Background There has been little progress toward personalized therapy for patients with metastatic colorectal cancer (mCRC). TYMS-3' untranslated region (UTR) 6 bp ins/del and ERCC1-118C/T polymorphisms were previously reported to facilitate selecting patients for fluoropyrimidine-based treatment in combination with oxaliplatin as first-line therapy. We assessed the utility of these markers in selecting therapy for patients with mCRC. Patients and methods This randomized, open-label phase II trial compared bevacizumab plus XELOX (control) versus treatment tailored according to TYMS-3'UTR 6 bp ins/del and ERCC1-118C/T polymorphisms. Patients randomized to the experimental treatment received bevacizumab plus FUOX, FUIRI, XELIRI, or XELOX depending on their combination of favorable polymorphisms for FUOX treatment (TYMS-3'UTR ins/del or del/del; ERCC1-118T/T). Progression-free survival (PFS) was the primary end point. Results Overall, 195 patients were randomized (control n = 65; experimental n = 130). The primary objective was not met: median PFS was 9.4 months in the control group and 10.1 months in the experimental group (P = 0.745). Median overall survival was similar in both groups (16.5 versus 19.1 months, respectively; P = 0.797). Patients in the experimental group had a significantly higher overall response rate (ORR; 65% versus 47% in the control group; P = 0.042) and R0 resection rate (86% versus 44%, respectively; P = 0.018). Neuropathy, hand-foot syndrome, thrombocytopenia, and dysesthesia were significantly less common in the experimental group. Conclusions This study did not show survival benefits after treatment personalization based on polymorphisms in mCRC. However, the improved ORR and R0 resection rate and fewer disabling toxicities suggest that tailoring therapy by TYMS-3'UTR and ERCC1-118 polymorphisms warrants further investigation in patients with mCRC. ClinicalTrials.gov NCT01071655.

中文翻译：

---

基于基因型的晚期大肠癌（SETICC）患者的治疗选择：一项基于药物遗传学的随机II期临床试验。

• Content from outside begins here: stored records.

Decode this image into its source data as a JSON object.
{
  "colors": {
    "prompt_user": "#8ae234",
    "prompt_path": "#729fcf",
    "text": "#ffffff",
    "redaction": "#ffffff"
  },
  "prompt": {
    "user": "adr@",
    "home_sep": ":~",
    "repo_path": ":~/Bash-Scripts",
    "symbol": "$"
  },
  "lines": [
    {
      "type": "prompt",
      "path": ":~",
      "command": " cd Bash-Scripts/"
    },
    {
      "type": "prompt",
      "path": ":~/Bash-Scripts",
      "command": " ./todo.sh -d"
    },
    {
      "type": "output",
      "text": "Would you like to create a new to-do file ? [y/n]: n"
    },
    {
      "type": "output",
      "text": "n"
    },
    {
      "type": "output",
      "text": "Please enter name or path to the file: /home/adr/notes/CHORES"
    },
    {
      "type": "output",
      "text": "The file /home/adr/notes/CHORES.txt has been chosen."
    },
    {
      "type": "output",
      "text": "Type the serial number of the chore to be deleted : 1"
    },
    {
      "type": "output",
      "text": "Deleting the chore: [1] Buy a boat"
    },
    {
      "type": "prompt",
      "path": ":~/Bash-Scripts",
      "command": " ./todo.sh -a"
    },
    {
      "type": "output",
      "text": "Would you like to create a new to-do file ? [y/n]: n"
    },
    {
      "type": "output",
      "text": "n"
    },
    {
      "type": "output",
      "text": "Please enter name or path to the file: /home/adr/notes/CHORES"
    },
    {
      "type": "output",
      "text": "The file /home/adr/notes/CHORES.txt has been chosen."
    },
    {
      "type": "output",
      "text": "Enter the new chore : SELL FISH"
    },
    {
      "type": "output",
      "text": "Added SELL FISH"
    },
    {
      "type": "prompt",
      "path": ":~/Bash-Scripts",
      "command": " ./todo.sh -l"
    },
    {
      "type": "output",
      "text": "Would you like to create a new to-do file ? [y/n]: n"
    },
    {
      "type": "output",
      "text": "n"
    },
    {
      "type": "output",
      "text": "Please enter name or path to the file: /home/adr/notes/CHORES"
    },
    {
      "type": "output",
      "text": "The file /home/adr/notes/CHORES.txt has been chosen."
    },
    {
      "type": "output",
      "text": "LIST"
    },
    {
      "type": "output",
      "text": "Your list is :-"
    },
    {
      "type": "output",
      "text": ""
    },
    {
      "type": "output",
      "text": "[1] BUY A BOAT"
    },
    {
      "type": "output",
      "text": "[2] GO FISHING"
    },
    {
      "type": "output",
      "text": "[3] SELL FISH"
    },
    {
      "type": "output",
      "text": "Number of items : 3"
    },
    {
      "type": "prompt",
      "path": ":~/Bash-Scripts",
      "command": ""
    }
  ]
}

背景技术针对转移性结直肠癌（mCRC）患者的个性化治疗进展甚微。先前已报道了TYMS-3'非翻译区（UTR）6 bp ins / del和ERCC1-118C / T多态性，以利于选择接受氟嘧啶为基础的治疗并结合奥沙利铂作为一线治疗的患者。我们评估了这些标志物在选择mCRC患者治疗中的效用。患者和方法这项随机开放标签的II期临床试验比较了贝伐单抗加XELOX（对照）与根据TYMS-3'UTR 6 bp ins / del和ERCC1-118C / T多态性量身定制的治疗。随机分配至实验治疗的患者接受贝伐单抗加FUOX，FUIRI，XELIRI或XELOX的治疗，具体取决于他们对FUOX治疗有利的多态性的组合（TYMS-3' UTR ins / del或del / del；ERCC1-118T / T）。无进展生存期（PFS）是主要终点。结果总共195例患者被随机分组​​（对照组n = 65；实验组n = 130）。主要目标未达到：对照组中位PFS为9.4个月，实验组中位PFS为10.1个月（P = 0.745）。两组中位总生存期相似（分别为16.5个月和19.1个月； P = 0.797）。实验组患者的总缓解率（ORR；对照组为65％，而对照组为47％； P = 0.042）和R0切除率（分别为86％和44％； P = 0.018）显着更高。神经病，手足综合征，血小板减少症和感觉异常在实验组中明显较少见。结论本研究未显示基于mCRC多态性的个性化治疗后的生存获益。然而，提高的ORR和R0切除率以及更少的致死性毒性表明，通过TYMS-3'UTR和ERCC1-118多态性进行的定制治疗值得对mCRC患者进行进一步的研究。ClinicalTrials.gov NCT01071655。